Senate Bill 1385, authored by state Sen. Brandon Creighton, R-Conroe, would not allow athletes to be paid directly for participation in sports, but they would no longer be prevented under NCAA rules to profit off of endorsement deals and commercial opportunities.
Emily Sparvero, an assistant professor at UT’s College of Education who focuses on sports management, said the change likely will have the biggest initial impact on social media, where athletes will now have the ability to monetize their large followings.
“The way high school students are growing up, people don’t watch TV anymore. In some ways, it’s giving [athletes] the opportunity to take advantage of those social media outlets,” she said. “It’s a natural outgrowth of the work they’re doing to build their brand.”
Creighton said in an April 7 meeting of the Senate Committee on Higher Education that he was initially a "skeptic" of the bill, but changed his mind once he understood the disadvantage Texas college athletes would face if the law did not pass.

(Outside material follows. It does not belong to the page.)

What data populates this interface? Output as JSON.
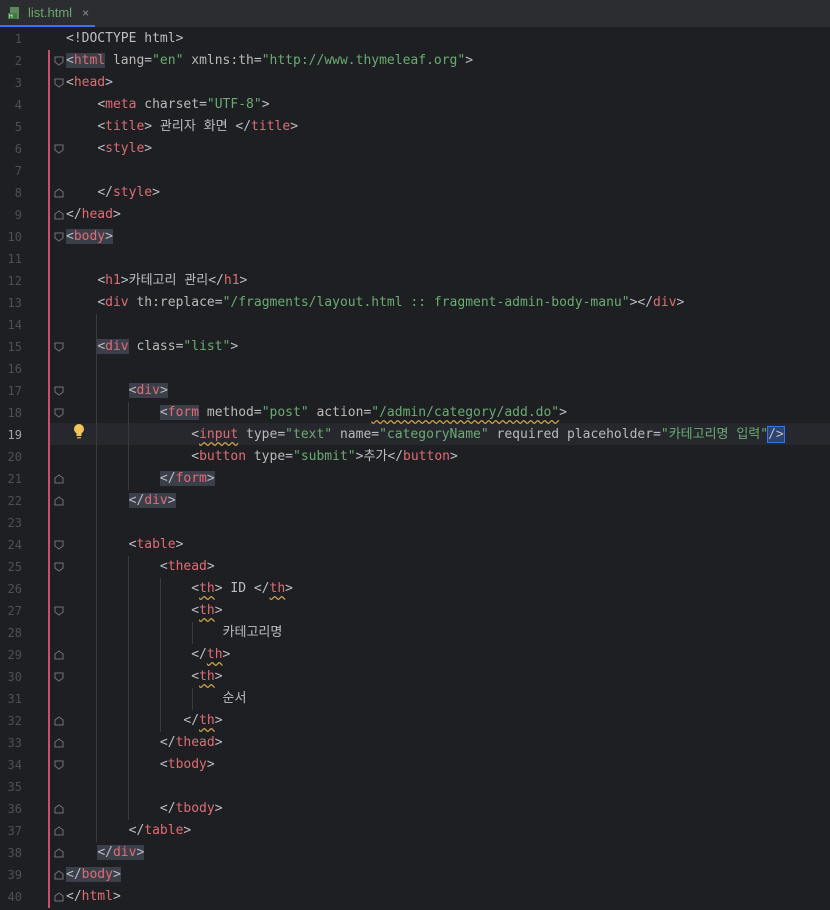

At least a half dozen other states, including Alabama, Florida and Mississippi, are set to enact similar NIL laws on July 1.
"Right now, the pressure on the state legislatures is the pressure to keep up with the Joneses and make sure their states are positioned to be competitive in attracting students—or at least not put them at a disadvantage," Sparvero said.
Janell Fitzgerald, who just finished her junior year at Texas State University, where she was named a first-team selection of the All-Sun Belt Conference volleyball team, spoke to legislators in May about the potential benefits to athletes.
Fitzgerald, who has more than 60,000 followers on the social media app TikTok according to student newspaper The University Star, told members of the Texas House she has had to turn down potential sponsorship opportunities from a local dentist's office and a water bottle company.
"As a student athlete who has a large social media following, I have to turn down multiple offers that would have helped me financially and would have benefited my personal brand through networking leading into post-graduation," Fitzgerald said.
The ability for athletes to accept those sponsorship deals will likely mean little when it comes to the bottom line for university athletic departments, Sparvero said. Athletes can only profit off their own name, image and likeness—not the university's—and it is unlikely many companies will want to stop working with legacy institutions such as UT or Texas A&M University due to the change.
"Financially for athletic departments, the impact is very small and the change is very small," she said.
UT Athletic Director Chris Del Conte also spoke to members of the Texas House of Representatives in May to support the bill. Del Conte said allowing athletes to monetize their own name, image and likeness is a valuable and much-needed change—one he did not have when he was a track and field athlete at the University of California Santa Barbara.
"I wish I had that opportunity," Del Conte said. "My scholarship only paid for room and board. I had no extra change."
While no federal laws have been passed regarding NIL, lawmakers in Washington are discussing changes at the broader level that would negate the need for a patchwork of state reforms. The U.S. Senate held a hearing June 9 to address proposals in front of federal lawmakers, which included testimony from NCAA President Mark Emmert, Gonzaga University men's basketball coach Mark Few and Wayne Frederick, president of Howard University.